The recent announcement of Future Shop’s donation of $50,000 for computer labs (or as they are to be known “Future Leaders Tech Labs”) to each of two Toronto schools has become a touchstone for commentary across the country.
I see the situation as enlightened self interest on the part of Future Shop and the Toronto District School Board (TDSB). I’m sure that Future Shop’s intention to help students isn’t completely insincere, however, it’s unlikely the donation would have been made if there wasn’t an ROI for the company. For its part ,the TDSB doesn’t have adequate public funding and has turned to parents and the private sector to close the gap. However, as stated in today’s Globe and Mail, this is indeed a “slippery slope” and the degree to which it’s appropriate for the school system to provide business benefits to corporations and other private sectors funders isn’t yet clear.
Here are some questions that the players should be asking themselves and some ideas that may be instructive:
How can Future Shop (or any other corporation) support schools in way that maximizes business impact and minimizes risk to its reputation?Future Shop should work with and through a relevant educational non-profit organization that would have the responsibility to decide which schools are most in need of support, what is required, and how results will be measured. This approach would result in a credible and equitable allocation of funds that would eliminate (or at least mitigate) criticism.
What is the best way for Future Shop to promote it’s support of TDSB in a way that creates awareness (as needed for brand building) and is seen as genuine and authentic?For all intents and purposes, painting the labs with Future Shop colours is the same as putting the company’s band name on the door. In fact, this approach could be seen as more controversial because it has an flavour of duplicity. The more effective and authentic approach would be for Future Shop to have absolutely no brand presence except on the computers themselves, to do an internal presentation to parents and teachers with the participation of a non-profit partner and a TDSB representative, and to promote the contribution in local stores.

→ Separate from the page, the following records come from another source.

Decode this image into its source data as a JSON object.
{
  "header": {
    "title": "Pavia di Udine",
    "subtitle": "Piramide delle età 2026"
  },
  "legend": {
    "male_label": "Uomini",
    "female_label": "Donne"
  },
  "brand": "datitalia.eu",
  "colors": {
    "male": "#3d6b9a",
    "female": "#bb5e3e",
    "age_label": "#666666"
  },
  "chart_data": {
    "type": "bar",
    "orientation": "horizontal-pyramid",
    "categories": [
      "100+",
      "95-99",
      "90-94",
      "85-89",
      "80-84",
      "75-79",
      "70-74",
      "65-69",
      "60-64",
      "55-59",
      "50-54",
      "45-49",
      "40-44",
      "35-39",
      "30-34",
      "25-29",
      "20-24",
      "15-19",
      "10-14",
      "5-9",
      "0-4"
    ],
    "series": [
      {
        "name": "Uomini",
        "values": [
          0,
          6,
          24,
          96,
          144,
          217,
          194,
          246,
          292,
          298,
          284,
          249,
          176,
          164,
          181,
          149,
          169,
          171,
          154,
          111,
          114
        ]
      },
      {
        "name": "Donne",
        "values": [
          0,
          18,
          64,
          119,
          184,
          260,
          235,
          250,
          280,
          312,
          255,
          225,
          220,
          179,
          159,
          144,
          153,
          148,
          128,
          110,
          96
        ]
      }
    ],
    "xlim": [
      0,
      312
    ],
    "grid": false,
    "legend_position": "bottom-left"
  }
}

Where’s the program?As executed, there is no “program” evident in Future Shop’s donation/sponsorship. Perhaps there’s an opportunity for Future Shop to define, in conjunction with a credible non-profit organization, what “Future Leaders” means in this context and and to develop a social brand to capture and communicate the value and values of this idea. Then the company and its community partners could develop programs to bring this idea to life. Possibilities would include providing educational software with all computers, undertaking research to identify opportunities for technology to have more impact with children who are disadvantaged, and engaging Future Shop employees as in-school or community volunteers.
We’re certain to see more situations like this and I welcome your feedback and ideas.